Hyenas are Africa’s most common carnivore, found across grasslands, woodlands, deserts and mountains. In contrast to the solitary hummingbird’s claim on territory, hyenas organize into territorial clans of related individuals that defend their home ranges against intruding clans. They mark and control their territories, making intentions known to their clan and intruders through highly visible signals and aggressive behaviors. These opportunistic predators will prey on others not in their clan. As one might expect, nature balances hyenas not through the cooperative peacemaking strategies one sees at the hummingbird feeder, but through lions.
A key question of peacebuilding and managing conflict is, what happens when external actors intervene to upset the natural balance of power and resource sharing? Can the nature of the hyena be transformed into something more cooperative across clans – or can it only be contained? If transformed, can the international community discern when and how to balance new strategies with those of hummingbird and lion to prevent recurrence of conflict?
Today I met with peacemakers in Geneva who have spent their careers wrestling with these questions, as some of their fragile “successes” give signs of unraveling in Burundi and Kenya; while renewed violence in the Middle East and North Africa threaten to reignite civil wars in Iraq and Libya. These peacemakers share with me their experiences from over 20 years of efforts at conflict transformation in Somalia, even as brutes tear up villages in Nigeria, Iraq, and Syria. In some parts of Somalia, clans tired of war long ago and resolved to get along and cooperate in exerting control over territory and providing security through relatively peaceful means; in other parts communal security is threatened by common criminals exploiting power vacuums for individual gain, much as the Rufus hummingbird in my meadow; yet in other parts, clans continue predatory behaviors that render whole communities vulnerable to the lions – whether these come in the form of outside actors (e.g., regional powers) or internally generated extremists (Al Shabaab).
What is the magic formula for getting the hyenas and the hummingbirds in balance? In particular, what roles should outside collective actors play, when, and how, in creating this balance? In the past, mistakes were made due to ignorance. Today we know what does not work; we must not keep doing it over again because we don’t have other solutions or the political will. At the same time, inaction is not an option. The lessons learned from local communities and their resilience in the face of years of violence and conflict promise to inform the search for new and better strategies. Perhaps hummingbirds do have something to teach hyenas if they want to avoid the attacks of the lions.

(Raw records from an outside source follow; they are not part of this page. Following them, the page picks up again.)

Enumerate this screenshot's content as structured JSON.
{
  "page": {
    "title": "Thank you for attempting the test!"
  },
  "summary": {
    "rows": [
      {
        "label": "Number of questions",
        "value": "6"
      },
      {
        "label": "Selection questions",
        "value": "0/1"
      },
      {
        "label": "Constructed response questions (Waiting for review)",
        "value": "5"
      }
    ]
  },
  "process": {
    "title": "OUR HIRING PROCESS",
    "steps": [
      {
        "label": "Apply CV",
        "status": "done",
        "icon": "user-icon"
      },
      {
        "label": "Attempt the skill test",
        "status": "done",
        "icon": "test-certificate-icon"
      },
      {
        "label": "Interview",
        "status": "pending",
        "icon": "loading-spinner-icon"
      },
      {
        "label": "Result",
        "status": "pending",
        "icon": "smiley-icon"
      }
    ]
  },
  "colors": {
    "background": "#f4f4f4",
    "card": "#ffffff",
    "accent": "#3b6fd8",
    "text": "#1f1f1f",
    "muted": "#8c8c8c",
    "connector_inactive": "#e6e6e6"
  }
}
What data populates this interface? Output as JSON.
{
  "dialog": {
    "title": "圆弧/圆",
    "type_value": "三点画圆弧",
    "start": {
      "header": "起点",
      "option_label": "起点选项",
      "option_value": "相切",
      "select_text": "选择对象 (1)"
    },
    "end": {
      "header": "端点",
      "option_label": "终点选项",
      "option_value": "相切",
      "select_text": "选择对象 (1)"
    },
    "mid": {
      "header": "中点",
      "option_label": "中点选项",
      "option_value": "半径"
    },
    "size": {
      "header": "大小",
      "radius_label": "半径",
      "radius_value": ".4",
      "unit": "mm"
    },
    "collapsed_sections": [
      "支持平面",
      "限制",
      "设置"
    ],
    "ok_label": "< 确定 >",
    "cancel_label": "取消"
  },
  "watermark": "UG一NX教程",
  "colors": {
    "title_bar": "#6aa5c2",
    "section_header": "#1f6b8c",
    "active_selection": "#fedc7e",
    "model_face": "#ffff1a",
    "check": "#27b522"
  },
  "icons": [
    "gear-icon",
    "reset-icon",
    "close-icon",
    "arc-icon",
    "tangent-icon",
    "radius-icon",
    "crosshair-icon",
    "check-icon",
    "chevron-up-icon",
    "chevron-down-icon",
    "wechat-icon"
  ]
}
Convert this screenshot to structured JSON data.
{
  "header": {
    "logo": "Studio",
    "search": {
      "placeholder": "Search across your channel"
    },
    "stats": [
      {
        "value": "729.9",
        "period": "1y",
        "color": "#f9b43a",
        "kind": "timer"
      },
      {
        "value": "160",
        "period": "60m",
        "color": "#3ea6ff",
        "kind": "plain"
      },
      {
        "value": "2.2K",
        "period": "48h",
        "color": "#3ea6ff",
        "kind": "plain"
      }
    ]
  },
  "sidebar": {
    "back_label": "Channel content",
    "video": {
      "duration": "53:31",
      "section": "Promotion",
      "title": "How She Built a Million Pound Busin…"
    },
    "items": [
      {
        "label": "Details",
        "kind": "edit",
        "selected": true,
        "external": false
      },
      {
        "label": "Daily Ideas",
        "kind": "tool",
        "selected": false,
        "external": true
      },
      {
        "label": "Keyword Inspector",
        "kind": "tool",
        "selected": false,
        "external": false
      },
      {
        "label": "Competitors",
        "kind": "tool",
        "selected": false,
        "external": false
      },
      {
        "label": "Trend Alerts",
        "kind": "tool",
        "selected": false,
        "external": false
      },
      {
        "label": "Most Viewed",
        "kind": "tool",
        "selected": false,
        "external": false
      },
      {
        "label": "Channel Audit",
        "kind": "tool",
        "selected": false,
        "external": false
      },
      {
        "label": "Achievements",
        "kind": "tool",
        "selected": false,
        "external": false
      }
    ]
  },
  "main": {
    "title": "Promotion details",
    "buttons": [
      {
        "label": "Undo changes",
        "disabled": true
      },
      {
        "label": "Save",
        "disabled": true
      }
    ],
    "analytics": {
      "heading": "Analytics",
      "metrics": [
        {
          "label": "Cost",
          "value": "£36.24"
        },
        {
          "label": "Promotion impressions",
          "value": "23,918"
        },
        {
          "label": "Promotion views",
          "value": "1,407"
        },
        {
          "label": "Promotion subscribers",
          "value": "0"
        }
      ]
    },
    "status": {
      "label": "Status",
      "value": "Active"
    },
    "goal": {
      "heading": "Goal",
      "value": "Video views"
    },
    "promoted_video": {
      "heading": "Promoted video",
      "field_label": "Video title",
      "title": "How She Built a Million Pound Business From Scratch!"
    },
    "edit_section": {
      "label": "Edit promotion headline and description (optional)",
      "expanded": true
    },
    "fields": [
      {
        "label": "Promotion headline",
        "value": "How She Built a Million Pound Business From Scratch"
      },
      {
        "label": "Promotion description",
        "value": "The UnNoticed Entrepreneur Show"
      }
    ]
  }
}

The trick in solving complex problems is to strip them down to their most simple elements. That is the challenge I take up on this journey. Some say solutions may be as simple as empowering women to foster a different set of societal vision and values. Perhaps. Others say it is about “layering and sequencing” to get resources and capacities developed in the right balance at the right time to improve social control and capital. Perhaps. Yet others say it is about the challenge of motivating and employing youth. More traditional voices claim that the key is in building strong institutions to support economic growth. All of these approaches have been tried in Somalia and continue today. My research will uncover and bring together elements of different stories that illuminate how these dynamics may be understood wholistically, each with their own particular contributions to resilience of the peace makers and war fighters.
In the meantime, flowers grow in the meadows of Virginia around the silent canons. Will these fields of sorrow remain silent in the US as increasing numbers in our own society suffer unemployment, violence, and marginalization while our politics become increasingly polarized?
At the risk of being oversimplistic, it could be that we can learn from our fellow creatures without dehumanizing ourselves, choosing whether to become a society ruled as hummingbirds, hyenas, or lions. I know what I choose.